The ice grains and vapour are derived from the ocean, though they are not a literal scoop of seawater. Material is altered as it freezes and travels up through the fractures. The plume is a processed sample, very informative but not untouched, and analyses of it are read with that in mind.
What sampling without landing actually got
The point usually left out of the clean version of this story is that Cassini was not built to do this.
The spacecraft launched in 1997. The Enceladus plume was not discovered until 2005, after Cassini arrived at Saturn and its instruments detected the venting. The two instruments that did the sampling, the Cosmic Dust Analyser and the Ion and Neutral Mass Spectrometer, were general-purpose tools for studying dust and gas around Saturn, not a purpose-built ocean-chemistry laboratory. The most astrobiologically interesting work of the mission came from instruments turned to a job they were not designed for, on a target no one knew was there when the spacecraft was assembled.

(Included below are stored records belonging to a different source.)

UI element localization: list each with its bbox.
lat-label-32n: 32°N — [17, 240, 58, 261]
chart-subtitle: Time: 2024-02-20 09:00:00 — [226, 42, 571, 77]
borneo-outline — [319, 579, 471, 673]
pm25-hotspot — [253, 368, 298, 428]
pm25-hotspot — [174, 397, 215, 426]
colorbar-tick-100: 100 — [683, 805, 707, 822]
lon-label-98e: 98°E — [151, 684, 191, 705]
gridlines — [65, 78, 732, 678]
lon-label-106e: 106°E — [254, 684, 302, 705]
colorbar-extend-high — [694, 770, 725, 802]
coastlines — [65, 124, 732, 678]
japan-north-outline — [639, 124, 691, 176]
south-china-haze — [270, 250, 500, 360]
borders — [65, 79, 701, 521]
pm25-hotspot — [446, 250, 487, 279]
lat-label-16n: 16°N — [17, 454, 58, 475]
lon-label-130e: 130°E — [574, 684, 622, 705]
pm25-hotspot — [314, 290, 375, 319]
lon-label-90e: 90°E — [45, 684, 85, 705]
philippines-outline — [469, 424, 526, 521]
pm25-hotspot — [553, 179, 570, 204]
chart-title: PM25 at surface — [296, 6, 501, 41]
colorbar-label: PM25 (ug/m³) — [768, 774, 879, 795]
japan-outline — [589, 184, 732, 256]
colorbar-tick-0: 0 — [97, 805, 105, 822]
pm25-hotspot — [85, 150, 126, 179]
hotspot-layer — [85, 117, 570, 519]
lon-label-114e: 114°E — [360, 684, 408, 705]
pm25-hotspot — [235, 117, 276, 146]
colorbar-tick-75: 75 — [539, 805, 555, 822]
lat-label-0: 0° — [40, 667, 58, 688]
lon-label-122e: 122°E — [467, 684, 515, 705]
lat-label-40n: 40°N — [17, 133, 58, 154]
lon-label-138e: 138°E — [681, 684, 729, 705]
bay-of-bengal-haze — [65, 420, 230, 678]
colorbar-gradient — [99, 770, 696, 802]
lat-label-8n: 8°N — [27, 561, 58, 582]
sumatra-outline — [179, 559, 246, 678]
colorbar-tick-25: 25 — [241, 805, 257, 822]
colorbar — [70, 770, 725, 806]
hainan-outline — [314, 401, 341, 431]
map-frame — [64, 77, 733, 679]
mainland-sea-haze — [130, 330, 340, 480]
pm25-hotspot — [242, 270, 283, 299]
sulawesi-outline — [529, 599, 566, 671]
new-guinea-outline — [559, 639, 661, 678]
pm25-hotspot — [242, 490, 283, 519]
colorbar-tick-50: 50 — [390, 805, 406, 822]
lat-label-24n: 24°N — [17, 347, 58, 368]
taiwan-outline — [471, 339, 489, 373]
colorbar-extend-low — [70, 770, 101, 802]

What they found, across many plume and E-ring passes, was a subsurface ocean of salty water containing a range of organic compounds. Later analysis of the archived data, reported by NASA in 2023, identified phosphorus in the ice grains, an element essential to life as it is known on Earth and one that had not previously been confirmed there. The ocean appears to be salty, moderately alkaline, and chemically active.
The newest result, and what it does not show
In 2025, a study in Nature Astronomy, by Khawaja and colleagues, added a further piece. The team analysed grains collected during one of Cassini’s fastest flybys, an encounter at nearly 18 kilometres per second in 2008, and identified a wider set of organic compounds than had been seen before.

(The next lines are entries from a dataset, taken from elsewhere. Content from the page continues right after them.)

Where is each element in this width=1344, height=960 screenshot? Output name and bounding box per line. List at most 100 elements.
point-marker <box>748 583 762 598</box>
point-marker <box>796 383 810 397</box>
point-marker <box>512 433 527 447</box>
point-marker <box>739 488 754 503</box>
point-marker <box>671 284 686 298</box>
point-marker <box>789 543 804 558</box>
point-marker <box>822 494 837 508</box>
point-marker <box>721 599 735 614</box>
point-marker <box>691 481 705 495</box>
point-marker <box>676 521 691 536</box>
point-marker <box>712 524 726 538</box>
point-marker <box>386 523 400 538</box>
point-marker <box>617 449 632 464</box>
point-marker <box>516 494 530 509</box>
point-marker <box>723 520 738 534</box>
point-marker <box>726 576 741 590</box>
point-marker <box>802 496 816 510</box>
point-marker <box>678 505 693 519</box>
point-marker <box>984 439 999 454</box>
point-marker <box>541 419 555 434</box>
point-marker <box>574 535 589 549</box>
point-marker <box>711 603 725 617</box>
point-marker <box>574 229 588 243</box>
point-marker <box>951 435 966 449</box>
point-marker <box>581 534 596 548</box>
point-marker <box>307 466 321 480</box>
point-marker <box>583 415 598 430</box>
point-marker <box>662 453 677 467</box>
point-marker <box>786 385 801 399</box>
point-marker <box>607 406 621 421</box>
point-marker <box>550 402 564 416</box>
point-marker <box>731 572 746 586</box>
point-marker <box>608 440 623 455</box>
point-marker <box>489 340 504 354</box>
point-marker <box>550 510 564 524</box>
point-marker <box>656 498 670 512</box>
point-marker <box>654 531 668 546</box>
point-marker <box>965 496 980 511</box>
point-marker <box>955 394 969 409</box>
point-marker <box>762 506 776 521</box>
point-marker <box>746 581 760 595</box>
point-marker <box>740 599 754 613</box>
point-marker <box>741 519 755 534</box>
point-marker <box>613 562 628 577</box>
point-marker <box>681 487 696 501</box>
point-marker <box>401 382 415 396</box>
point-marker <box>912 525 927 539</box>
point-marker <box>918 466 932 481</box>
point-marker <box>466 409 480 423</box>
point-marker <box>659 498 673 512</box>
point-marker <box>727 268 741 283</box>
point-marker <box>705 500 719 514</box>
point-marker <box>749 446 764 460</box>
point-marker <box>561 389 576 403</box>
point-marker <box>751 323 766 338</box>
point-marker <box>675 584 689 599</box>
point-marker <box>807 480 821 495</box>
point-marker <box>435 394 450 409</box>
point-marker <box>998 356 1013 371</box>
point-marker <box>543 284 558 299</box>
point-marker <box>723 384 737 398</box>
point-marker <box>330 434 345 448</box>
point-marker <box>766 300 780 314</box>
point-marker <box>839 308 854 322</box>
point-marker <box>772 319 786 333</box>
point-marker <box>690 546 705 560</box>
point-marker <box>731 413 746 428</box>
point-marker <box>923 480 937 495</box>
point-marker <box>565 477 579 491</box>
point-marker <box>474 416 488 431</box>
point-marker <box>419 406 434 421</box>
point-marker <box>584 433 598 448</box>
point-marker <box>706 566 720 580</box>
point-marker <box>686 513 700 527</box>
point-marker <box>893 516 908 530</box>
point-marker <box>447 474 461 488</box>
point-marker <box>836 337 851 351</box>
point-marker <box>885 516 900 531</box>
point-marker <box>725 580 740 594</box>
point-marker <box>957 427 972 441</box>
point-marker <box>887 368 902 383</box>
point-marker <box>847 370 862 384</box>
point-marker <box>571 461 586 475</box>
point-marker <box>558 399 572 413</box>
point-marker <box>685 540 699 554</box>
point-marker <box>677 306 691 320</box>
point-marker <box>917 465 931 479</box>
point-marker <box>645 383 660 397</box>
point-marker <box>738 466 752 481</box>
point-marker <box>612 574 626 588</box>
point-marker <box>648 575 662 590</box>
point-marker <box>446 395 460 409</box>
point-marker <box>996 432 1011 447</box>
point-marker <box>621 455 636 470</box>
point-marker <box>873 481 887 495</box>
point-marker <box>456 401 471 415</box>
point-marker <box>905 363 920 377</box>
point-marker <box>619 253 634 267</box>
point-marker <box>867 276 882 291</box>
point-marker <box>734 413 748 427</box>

The high speed mattered. At that velocity, an ice grain striking the detector is vaporised, which is what allows its chemistry to be read, and it also fragments molecules in ways that reveal more of their structure. Just as importantly, the grains were caught fresh, close to the moon, before long exposure to space could alter them. As a NASA summary of the study notes, this gave researchers confidence that the organic compounds came from inside Enceladus rather than from weathering of older particles in the E ring.

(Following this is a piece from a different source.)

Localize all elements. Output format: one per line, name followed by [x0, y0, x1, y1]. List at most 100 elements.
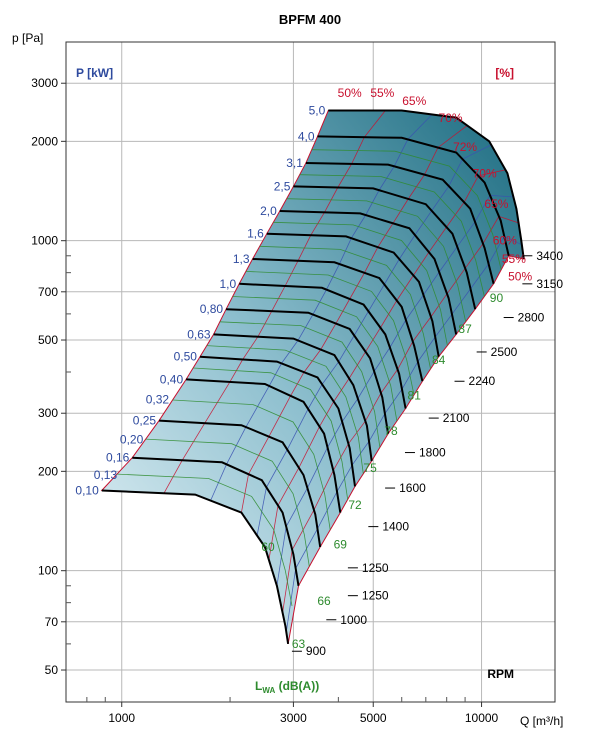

Here is where care is needed. Organic compounds are carbon-based molecules. They are common in the solar system, they form readily without biology, and their presence is not a sign of life. What the Enceladus findings establish is a case for habitability: liquid water, an energy source, salts, phosphorus, and a varied organic chemistry are conditions under which life as we understand it could exist. That is a statement about the ocean being a plausible place to look. It is not a detection of anything living. No Cassini instrument was capable of identifying life, and none did. The honest framing is that Enceladus has moved up the list of places worth examining, not that the question has been answered.
What it would take to go further
Cassini is no longer available to do this work. The mission ended in September 2017, when the spacecraft was deliberately flown into Saturn’s atmosphere, partly to ensure it could not one day contaminate Enceladus. Every result now being published comes from re-analysis of data already collected. There is no instrument at Saturn today.
Several mission concepts have been proposed to return to Enceladus, some designed specifically to fly through the plume with instruments built to search for biosignatures rather than to study dust. These are concepts and proposals. None has been funded and scheduled as a confirmed mission, and the distance between a proposed planetary mission and a launched one is measured in decades.
The open question is not whether material from Enceladus’s ocean can be sampled from space. Cassini settled that. It is whether a future spacecraft will carry instruments designed from the start to ask, of that sampled material, the harder question Cassini was never equipped to answer.